Back in the 1970s, when mainframes were a few minutes walk away, and turnaround times of less than a day were a privilege, some of us at Risley Labs rented a remote terminal link to a system known as Honeywell-GEIS. Armed only with a roll of teletype paper and a reel of paper tape, most of us could manage a minor job in less than an afternoon. Besides, the punched tape took up less office space than punched cards. One Christmas eve we logged in and found we had a free day, and all sorts of "goodies" to play with. Like Hangman, and noughts and crosses (Tic Tac Toe). Or, twenty minutes later, we could collect a paper wall hanging that to those in the office across the street, looked suspiciously like a young lady. Somebody had the presence of mind during the printing to switch the paper tape punch on, so in no time the guys across the street had a copy too, so we could see what she looked like! Pictures made up of teletype characters were a passing fad at the time, but "Dolly" as we christened her, stayed with us. In due course, we all had Digital PDPs, and did our own thing. But the teletype/modem room remained, because we needed something lighter to take into Europe on our collaborative work. The incredible Intel 8008 had arrived to control our data analysis gear! And we needed a satellite link to Chicago to compile our own code. Eventually we got our own compiler on paper tape, it took 45 minutes to load, and if there was an error the whole load time was wasted. My first job with the new compiler was to produce an error tolerant version that loaded in ten minutes. When the 8080s arrived, we had our own cross-compilers already running on the PDP11s, which by now had taken Dolly to their silicon hearts. Gone were the paper tape systems, for now floppy discs and magnetic data cartridges ruled, EPROMS carried the systems and core memories held the data. Yes, in those brave new days we had to put up with boot-up times of several milliseconds, and energy saving meant switching off the computer, knowing there would be no data loss. However Dolly did not like the new systems, for the flashy VDUs could not present her properly, nor could the fast line printers, which made her look overfed.

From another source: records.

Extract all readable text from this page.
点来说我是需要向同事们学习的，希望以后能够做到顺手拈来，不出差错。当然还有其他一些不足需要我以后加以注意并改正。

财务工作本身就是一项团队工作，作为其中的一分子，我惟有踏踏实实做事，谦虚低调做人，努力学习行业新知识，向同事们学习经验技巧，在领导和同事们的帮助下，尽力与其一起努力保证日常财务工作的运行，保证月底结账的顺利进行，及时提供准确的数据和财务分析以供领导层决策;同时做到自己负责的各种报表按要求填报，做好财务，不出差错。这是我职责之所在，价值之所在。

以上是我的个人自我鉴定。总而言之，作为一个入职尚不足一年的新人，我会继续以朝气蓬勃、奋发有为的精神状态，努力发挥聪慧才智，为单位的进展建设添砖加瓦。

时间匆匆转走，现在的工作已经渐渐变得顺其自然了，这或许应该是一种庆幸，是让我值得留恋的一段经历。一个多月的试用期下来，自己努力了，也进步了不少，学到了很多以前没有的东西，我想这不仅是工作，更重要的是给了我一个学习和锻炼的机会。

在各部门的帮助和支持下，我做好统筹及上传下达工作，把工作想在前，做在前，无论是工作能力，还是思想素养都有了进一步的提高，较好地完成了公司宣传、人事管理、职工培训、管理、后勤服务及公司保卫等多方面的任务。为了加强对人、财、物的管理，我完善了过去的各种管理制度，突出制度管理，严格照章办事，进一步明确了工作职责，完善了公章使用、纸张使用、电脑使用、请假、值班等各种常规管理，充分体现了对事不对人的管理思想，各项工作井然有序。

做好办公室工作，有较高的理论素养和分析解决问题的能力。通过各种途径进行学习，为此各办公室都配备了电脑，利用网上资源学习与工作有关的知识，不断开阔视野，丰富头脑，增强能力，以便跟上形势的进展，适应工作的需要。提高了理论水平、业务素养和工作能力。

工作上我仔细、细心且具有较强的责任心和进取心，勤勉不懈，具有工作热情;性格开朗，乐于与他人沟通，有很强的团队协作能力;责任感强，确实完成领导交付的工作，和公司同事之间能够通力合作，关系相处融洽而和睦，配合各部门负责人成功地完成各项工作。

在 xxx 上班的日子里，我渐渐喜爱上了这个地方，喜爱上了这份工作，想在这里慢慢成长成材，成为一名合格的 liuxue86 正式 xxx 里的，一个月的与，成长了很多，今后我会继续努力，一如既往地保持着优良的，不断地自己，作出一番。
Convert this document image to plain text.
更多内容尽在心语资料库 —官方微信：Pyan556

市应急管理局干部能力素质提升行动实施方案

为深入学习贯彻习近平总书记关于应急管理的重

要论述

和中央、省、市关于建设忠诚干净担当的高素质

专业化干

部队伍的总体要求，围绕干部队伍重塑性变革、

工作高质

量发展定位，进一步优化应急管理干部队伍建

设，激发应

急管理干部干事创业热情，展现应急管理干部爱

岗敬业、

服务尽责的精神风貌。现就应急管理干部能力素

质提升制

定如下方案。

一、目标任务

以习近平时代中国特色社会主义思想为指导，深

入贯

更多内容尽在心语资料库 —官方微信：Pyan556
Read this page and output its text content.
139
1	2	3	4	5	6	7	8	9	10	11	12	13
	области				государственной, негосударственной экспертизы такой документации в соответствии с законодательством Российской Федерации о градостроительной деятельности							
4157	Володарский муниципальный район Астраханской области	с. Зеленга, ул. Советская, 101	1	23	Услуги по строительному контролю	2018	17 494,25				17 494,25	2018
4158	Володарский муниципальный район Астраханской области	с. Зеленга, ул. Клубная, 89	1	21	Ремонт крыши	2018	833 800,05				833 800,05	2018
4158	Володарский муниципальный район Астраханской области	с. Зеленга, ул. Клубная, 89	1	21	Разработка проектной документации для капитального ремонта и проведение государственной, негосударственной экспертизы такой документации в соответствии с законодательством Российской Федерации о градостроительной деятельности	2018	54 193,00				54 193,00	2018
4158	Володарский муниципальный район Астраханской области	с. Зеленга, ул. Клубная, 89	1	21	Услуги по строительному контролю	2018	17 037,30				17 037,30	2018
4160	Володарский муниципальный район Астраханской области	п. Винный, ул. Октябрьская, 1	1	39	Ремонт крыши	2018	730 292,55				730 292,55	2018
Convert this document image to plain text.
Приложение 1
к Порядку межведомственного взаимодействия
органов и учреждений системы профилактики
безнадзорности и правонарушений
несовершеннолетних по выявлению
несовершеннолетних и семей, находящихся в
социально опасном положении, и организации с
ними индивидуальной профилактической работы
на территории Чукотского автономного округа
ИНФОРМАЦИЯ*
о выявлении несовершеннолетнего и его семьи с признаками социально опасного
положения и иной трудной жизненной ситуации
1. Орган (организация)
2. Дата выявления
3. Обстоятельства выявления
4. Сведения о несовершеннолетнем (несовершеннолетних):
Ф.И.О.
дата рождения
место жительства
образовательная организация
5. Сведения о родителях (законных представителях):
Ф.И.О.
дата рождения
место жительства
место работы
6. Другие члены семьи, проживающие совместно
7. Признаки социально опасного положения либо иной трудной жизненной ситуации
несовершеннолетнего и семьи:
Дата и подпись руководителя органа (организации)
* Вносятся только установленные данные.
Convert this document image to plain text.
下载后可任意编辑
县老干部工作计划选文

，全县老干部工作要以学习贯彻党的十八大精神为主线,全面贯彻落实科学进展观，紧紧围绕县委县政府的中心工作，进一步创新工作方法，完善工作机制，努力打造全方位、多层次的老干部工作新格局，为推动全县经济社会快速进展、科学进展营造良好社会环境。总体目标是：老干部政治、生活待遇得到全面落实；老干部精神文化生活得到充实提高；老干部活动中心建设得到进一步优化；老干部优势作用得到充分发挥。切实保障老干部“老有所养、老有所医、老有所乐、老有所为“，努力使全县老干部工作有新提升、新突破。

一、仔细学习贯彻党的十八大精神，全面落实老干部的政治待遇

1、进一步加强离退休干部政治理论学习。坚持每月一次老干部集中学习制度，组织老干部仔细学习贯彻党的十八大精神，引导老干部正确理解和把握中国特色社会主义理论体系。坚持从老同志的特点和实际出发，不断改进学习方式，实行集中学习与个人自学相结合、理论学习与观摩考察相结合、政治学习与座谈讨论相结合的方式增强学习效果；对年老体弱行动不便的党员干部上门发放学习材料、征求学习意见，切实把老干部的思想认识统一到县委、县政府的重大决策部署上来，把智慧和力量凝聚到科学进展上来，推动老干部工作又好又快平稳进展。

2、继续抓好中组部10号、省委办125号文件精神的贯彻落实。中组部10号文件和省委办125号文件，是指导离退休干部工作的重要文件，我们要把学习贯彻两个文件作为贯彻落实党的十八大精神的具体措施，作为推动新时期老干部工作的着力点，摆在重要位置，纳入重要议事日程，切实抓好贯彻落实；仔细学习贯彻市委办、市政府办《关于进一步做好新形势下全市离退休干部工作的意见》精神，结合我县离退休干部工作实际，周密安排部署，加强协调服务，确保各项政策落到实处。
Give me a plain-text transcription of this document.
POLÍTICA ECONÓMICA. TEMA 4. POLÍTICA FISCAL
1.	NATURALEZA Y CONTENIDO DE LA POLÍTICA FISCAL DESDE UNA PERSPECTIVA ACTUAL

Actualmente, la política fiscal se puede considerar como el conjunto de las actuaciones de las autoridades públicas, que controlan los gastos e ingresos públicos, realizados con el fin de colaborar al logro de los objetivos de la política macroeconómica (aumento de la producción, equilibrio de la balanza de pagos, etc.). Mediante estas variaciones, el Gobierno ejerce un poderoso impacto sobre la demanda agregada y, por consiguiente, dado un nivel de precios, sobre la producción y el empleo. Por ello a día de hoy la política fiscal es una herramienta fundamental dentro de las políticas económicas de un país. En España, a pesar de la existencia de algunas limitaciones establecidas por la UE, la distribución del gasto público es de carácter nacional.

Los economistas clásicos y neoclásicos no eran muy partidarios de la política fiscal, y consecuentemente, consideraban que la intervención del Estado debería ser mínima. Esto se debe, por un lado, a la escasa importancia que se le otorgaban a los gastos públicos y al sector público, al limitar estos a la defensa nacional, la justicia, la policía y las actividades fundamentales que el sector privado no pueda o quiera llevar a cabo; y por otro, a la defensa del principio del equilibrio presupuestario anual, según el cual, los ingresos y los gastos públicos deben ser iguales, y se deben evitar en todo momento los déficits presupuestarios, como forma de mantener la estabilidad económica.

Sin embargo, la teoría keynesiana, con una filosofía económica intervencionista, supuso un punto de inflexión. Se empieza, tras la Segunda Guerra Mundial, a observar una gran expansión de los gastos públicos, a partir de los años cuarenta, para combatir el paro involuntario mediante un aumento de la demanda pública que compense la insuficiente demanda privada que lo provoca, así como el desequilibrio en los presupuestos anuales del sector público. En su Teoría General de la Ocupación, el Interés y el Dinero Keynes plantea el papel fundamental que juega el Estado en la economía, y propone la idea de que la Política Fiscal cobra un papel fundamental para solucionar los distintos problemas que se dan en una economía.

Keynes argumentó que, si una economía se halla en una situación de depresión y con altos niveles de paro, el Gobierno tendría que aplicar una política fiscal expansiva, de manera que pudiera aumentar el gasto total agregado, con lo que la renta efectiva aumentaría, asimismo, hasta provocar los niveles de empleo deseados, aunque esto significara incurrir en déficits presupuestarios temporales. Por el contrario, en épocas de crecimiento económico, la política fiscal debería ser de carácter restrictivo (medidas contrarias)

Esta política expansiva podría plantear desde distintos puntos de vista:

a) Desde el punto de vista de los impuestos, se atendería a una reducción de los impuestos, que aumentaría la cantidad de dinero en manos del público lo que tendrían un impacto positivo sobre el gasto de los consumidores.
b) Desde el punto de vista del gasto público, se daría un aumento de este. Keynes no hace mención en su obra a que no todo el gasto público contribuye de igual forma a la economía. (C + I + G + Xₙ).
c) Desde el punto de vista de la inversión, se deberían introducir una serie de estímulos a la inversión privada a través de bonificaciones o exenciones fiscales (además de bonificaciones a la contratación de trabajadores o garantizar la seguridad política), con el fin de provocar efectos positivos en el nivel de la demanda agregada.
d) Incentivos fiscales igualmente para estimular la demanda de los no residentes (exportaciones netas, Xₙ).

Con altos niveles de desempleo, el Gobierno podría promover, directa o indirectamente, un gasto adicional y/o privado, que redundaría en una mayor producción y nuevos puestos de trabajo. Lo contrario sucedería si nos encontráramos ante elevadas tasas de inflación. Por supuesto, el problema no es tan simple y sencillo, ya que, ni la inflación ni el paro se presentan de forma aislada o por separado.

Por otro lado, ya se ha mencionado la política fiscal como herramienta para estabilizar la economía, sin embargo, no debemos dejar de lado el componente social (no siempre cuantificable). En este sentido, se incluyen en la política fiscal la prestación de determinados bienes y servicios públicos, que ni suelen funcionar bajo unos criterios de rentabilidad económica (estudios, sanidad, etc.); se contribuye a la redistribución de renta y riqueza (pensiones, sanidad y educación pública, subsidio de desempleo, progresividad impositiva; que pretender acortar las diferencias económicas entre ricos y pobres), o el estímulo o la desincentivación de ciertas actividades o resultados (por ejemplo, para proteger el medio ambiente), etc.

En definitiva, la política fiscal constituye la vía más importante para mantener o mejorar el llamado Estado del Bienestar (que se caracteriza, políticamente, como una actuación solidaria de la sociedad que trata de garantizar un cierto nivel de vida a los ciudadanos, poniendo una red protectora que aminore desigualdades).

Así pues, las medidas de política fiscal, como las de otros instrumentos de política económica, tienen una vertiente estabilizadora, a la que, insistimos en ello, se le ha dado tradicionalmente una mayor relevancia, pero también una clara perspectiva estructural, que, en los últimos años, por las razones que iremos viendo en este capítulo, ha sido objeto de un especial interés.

At Risley, we specialised in ultrasonic imaging in difficult places, like the molten sodium of a Nuclear Fast Reactor. We were the first in our neck of the woods to insist on colour displays, and Dolly was willing to be converted to the RAMTEK environment to help promote our prowess. We also required colour printing for all our reports. On two occasions, we got the front cover of a scientific journal, because that was the only colour plate used. And that put us in demand for demonstrations. And Dolly came with us. She appeared as both blond and brunette (always as twins), was always properly swim-suited for the schools trips, and also entertained through a sort of animation. When we went on out-station duty it was always Dolly, in her various guises, who ensured the cooperation of the local staff. A major experiment was nearly cancelled, but was saved because Dolly had endeared herself to the services department, who readily worked overtime. On another memorable occasion she even appeared at the Royal Society, and was also shown at Westminster (the seat of the UK government).
Of course, her career couldn't go on forever. Dolly became a regular visitor to the terminals on our Local Area Network, and so, when this was linked to the site Ethernet, she made her first appearance on the desk-top PCs. But by this time fancy imaging programmes had come into use, and so had scanners, and Dolly decided to retire because she was no longer interesting. What took hours to do, could now be done in minutes with more promising material. Dolly went into the archives, covering herself with the anonymity of a plain ASCII file. When I retired, I took a copy of the archives for free-lance use. And it was there, recently I found Dolly, as fresh as the day she first crept shyly into our lives at 110 baud. I am pleased to say she is willing to make a come-back, and looking forward to the world tour her new career promises.
In one way, however, Dolly remains unique. She is a child of the teletype days, and no amount of re-representation can capture the charm of a metre of paper hanging on the wall. The original Dolly is still around. If you really must meet her, then down-load the file dolly.asc Remember, Dolly does not look her best on VDUs, her natural home is a printer. So treat her with a good word processor, and keep her figure with a modest non-proportional font such as Courier, and a meagre 4 points. Be BOLD and she will happily sit on an A4 sheet for you.
Good luck to you Dolly. If you are still there in the USA do get in touch. We will recognise you!